Comparison Table

  1. High performance The engine compiles to a binary artifact that is close-to-the-metal (either native or highly-efficient VM code/small runtime overhead such as .NET). This is desirable to achieve the best user experience possible — as delays and rendering problems are highly correlated with a poor user experience.

  2. Engine Popularity within the Game Industry This criteria selects for projects that have good tooling and plugins built on top of it (particularly useful to test and iterate user interfaces and game controls), proven techniques for crafting high quality games, a broad developer user base, and a proven track record of published titles on game stores. Particularly important is the size of the developer user base: game developers building a career select and specialize on the languages and frameworks that are in high demand in the market. Picking an engine with a small user base severely constrains the amount of collaborators the project can enroll, leaving us on the wrong side of “quantity leads to quality”. Also important is picking an engine with a proven track record of published titles on game stores: for example, there are hundreds of titles on the Steam store built with Godot, while there are tens of thousands built with Unreal or Unity. That’s two orders of magnitude of organizations that successfully built projects on those foundations. By using an engine that has a low number of publications, we’re risking running into fundamental problems with the development process in that engine.
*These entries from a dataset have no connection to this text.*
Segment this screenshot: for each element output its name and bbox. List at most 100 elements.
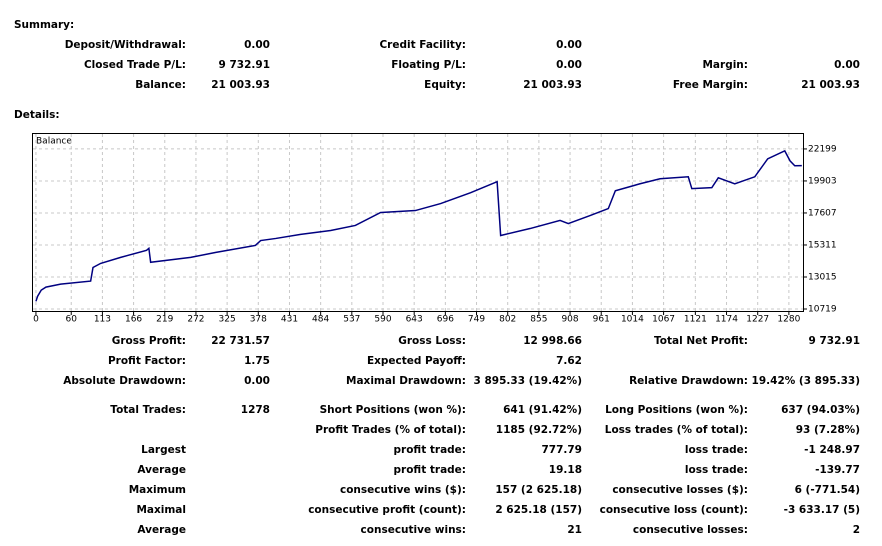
field-label: consecutive losses ($): bbox=[612, 484, 748, 496]
field-label: consecutive losses: bbox=[633, 524, 748, 536]
x-tick-label: 908 bbox=[561, 315, 578, 325]
x-tick-label: 1121 bbox=[684, 315, 707, 325]
field-value: 21 bbox=[567, 524, 582, 536]
field-value: 0.00 bbox=[556, 59, 582, 71]
chart-frame bbox=[32, 133, 804, 312]
x-tick-label: 1014 bbox=[621, 315, 644, 325]
x-tick-label: 272 bbox=[187, 315, 204, 325]
field-label: consecutive profit (count): bbox=[308, 504, 466, 516]
x-tick-label: 696 bbox=[437, 315, 454, 325]
field-value: 19.18 bbox=[549, 464, 582, 476]
x-tick-label: 1280 bbox=[777, 315, 800, 325]
field-value: 22 731.57 bbox=[211, 335, 270, 347]
field-label: Relative Drawdown: bbox=[629, 375, 748, 387]
field-value: 2 625.18 (157) bbox=[495, 504, 582, 516]
field-value: 3 895.33 (19.42%) bbox=[474, 375, 582, 387]
field-value: 0.00 bbox=[244, 375, 270, 387]
x-tick-label: 325 bbox=[219, 315, 236, 325]
field-value: 9 732.91 bbox=[809, 335, 860, 347]
x-tick-label: 431 bbox=[281, 315, 298, 325]
field-label: Loss trades (% of total): bbox=[605, 424, 748, 436]
summary-title: Summary: bbox=[14, 19, 74, 31]
field-value: -139.77 bbox=[815, 464, 860, 476]
y-tick-label: 13015 bbox=[808, 272, 837, 282]
field-label: Credit Facility: bbox=[379, 39, 466, 51]
field-label: Average bbox=[137, 524, 186, 536]
x-tick-label: 643 bbox=[406, 315, 423, 325]
x-tick-label: 961 bbox=[593, 315, 610, 325]
field-label: Long Positions (won %): bbox=[605, 404, 748, 416]
x-tick-label: 1227 bbox=[746, 315, 769, 325]
field-value: 641 (91.42%) bbox=[503, 404, 582, 416]
x-tick-label: 113 bbox=[94, 315, 111, 325]
field-label: Average bbox=[137, 464, 186, 476]
field-label: Equity: bbox=[424, 79, 466, 91]
field-value: 637 (94.03%) bbox=[781, 404, 860, 416]
field-value: 21 003.93 bbox=[801, 79, 860, 91]
y-tick-label: 10719 bbox=[808, 305, 837, 315]
field-value: 19.42% (3 895.33) bbox=[752, 375, 860, 387]
field-label: Total Net Profit: bbox=[654, 335, 748, 347]
field-label: Expected Payoff: bbox=[367, 355, 466, 367]
x-tick-label: 0 bbox=[33, 315, 39, 325]
field-label: profit trade: bbox=[394, 464, 467, 476]
details-title: Details: bbox=[14, 109, 60, 121]
y-tick-label: 19903 bbox=[808, 176, 837, 186]
field-value: -1 248.97 bbox=[804, 444, 860, 456]
field-label: Total Trades: bbox=[110, 404, 186, 416]
field-value: 0.00 bbox=[244, 39, 270, 51]
field-value: 2 bbox=[853, 524, 860, 536]
x-tick-label: 537 bbox=[343, 315, 360, 325]
field-value: 1185 (92.72%) bbox=[496, 424, 582, 436]
field-label: consecutive wins ($): bbox=[340, 484, 466, 496]
field-label: Profit Trades (% of total): bbox=[315, 424, 466, 436]
field-label: consecutive wins: bbox=[361, 524, 466, 536]
field-label: Gross Loss: bbox=[398, 335, 466, 347]
field-label: consecutive loss (count): bbox=[600, 504, 748, 516]
field-value: 6 (-771.54) bbox=[795, 484, 860, 496]
field-label: Margin: bbox=[702, 59, 748, 71]
field-label: profit trade: bbox=[394, 444, 467, 456]
x-tick-label: 166 bbox=[125, 315, 142, 325]
field-value: 12 998.66 bbox=[523, 335, 582, 347]
field-label: Deposit/Withdrawal: bbox=[65, 39, 186, 51]
field-label: loss trade: bbox=[685, 464, 748, 476]
field-value: 9 732.91 bbox=[219, 59, 270, 71]
field-value: 1278 bbox=[241, 404, 270, 416]
field-label: Balance: bbox=[135, 79, 186, 91]
chart-title: Balance bbox=[36, 137, 72, 147]
balance-line bbox=[35, 149, 802, 302]
field-label: Floating P/L: bbox=[391, 59, 466, 71]
x-tick-label: 1174 bbox=[715, 315, 738, 325]
field-label: Absolute Drawdown: bbox=[63, 375, 186, 387]
field-value: 0.00 bbox=[834, 59, 860, 71]
field-label: Gross Profit: bbox=[112, 335, 186, 347]
field-label: Closed Trade P/L: bbox=[84, 59, 186, 71]
x-tick-label: 590 bbox=[374, 315, 391, 325]
x-tick-label: 219 bbox=[156, 315, 173, 325]
field-value: 157 (2 625.18) bbox=[495, 484, 582, 496]
field-value: 7.62 bbox=[556, 355, 582, 367]
field-label: Maximal Drawdown: bbox=[346, 375, 466, 387]
x-tick-label: 484 bbox=[312, 315, 329, 325]
field-label: Maximum bbox=[129, 484, 186, 496]
field-value: 1.75 bbox=[244, 355, 270, 367]
field-value: 777.79 bbox=[541, 444, 582, 456]
x-tick-label: 1067 bbox=[652, 315, 675, 325]
field-label: loss trade: bbox=[685, 444, 748, 456]
field-label: Maximal bbox=[136, 504, 186, 516]
y-tick-label: 17607 bbox=[808, 208, 837, 218]
y-tick-label: 22199 bbox=[808, 144, 837, 154]
x-tick-label: 60 bbox=[66, 315, 78, 325]
field-label: Free Margin: bbox=[673, 79, 748, 91]
field-value: 21 003.93 bbox=[523, 79, 582, 91]
field-value: -3 633.17 (5) bbox=[784, 504, 860, 516]
x-tick-label: 802 bbox=[499, 315, 516, 325]
x-tick-label: 749 bbox=[468, 315, 485, 325]
field-value: 21 003.93 bbox=[211, 79, 270, 91]
y-tick-label: 15311 bbox=[808, 240, 837, 250]
x-tick-label: 378 bbox=[250, 315, 267, 325]
field-label: Profit Factor: bbox=[108, 355, 186, 367]
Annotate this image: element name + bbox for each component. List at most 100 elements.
  3. Language Safety and Binary Security As of 2022, there’s an industry wide call to avoid new projects from being developed on C++ and C, favoring languages that are garbage collected or have strong insurance against mismanagement of pointers and memory access (such as VM-based binaries like C#, VM-based interpretation like JavaScript, or other memory management strategies as with Rust or Golang).

  4. Commercial Viability to launch on Marketplaces/Stores and Licensing Proprietary engines generally have licensing models that could be against the long-term objectives of Decentraland. Particularly, Unreal has a 5% “revenue share” license model that would be unenforceable for us. Unity, on the other hand, charges organizations for developer seats.

  5. Potential for Educational/Standard Implementation This criteria selects for the engines with scripting/coding languages that are the easiest to use, closest to pseudocode (like Python), script independence of context (specially when GUI is the only way to define entry points to the code, as with Unity triggers), and where language syntax would not get in the way of expressing an idea. The three most popular languages that met this criteria are Lua, Python, and Javascript. For example, the “reference implementation” of Ethereum, and the source code discussed on the Ethereum Improvement Proposals, is written in Python. Although nobody runs this reference client in practice, it’s useful to discuss the tradeoffs and check for compliance with the standard.

  6. Long-term Support Would this engine be around in ten years’ time? If we travel forward to 2032, how likely is this engine to still be one of the top choices we would consider? This criteria uses the “Lindy effect”: the longer a project has been around, the higher the probabilities that it would be around in the future.

  7. Free, Open Source Building on open source foundations de-risks the long-term sustainability of the Decentraland project. If the Decentraland project is successful, but the underlying private platform maintainer goes out of business, Decentraland could be forced to abandon the project. By picking an open source engine, we ensure that in the worst case scenario, Decentraland could find developers to maintain the foundations upon which it’s built. There’s a long history of community forks for open source projects that changed their license, had a change of vision or became unmaintained, such as RedHat OS → Fedora, Debian → Ubuntu, XF86 → X.org, and KHTML/WebKit/Blink. In all these cases, the community forking away had the liberty of changing the foundations to best serve their interests. By using open source technology, we make sure that the final build is transparent, secure, and open to contributions from the broader community. This helps to ensure that the technology behind decentralized systems remains open and accessible, and that it continues to evolve and improve over time.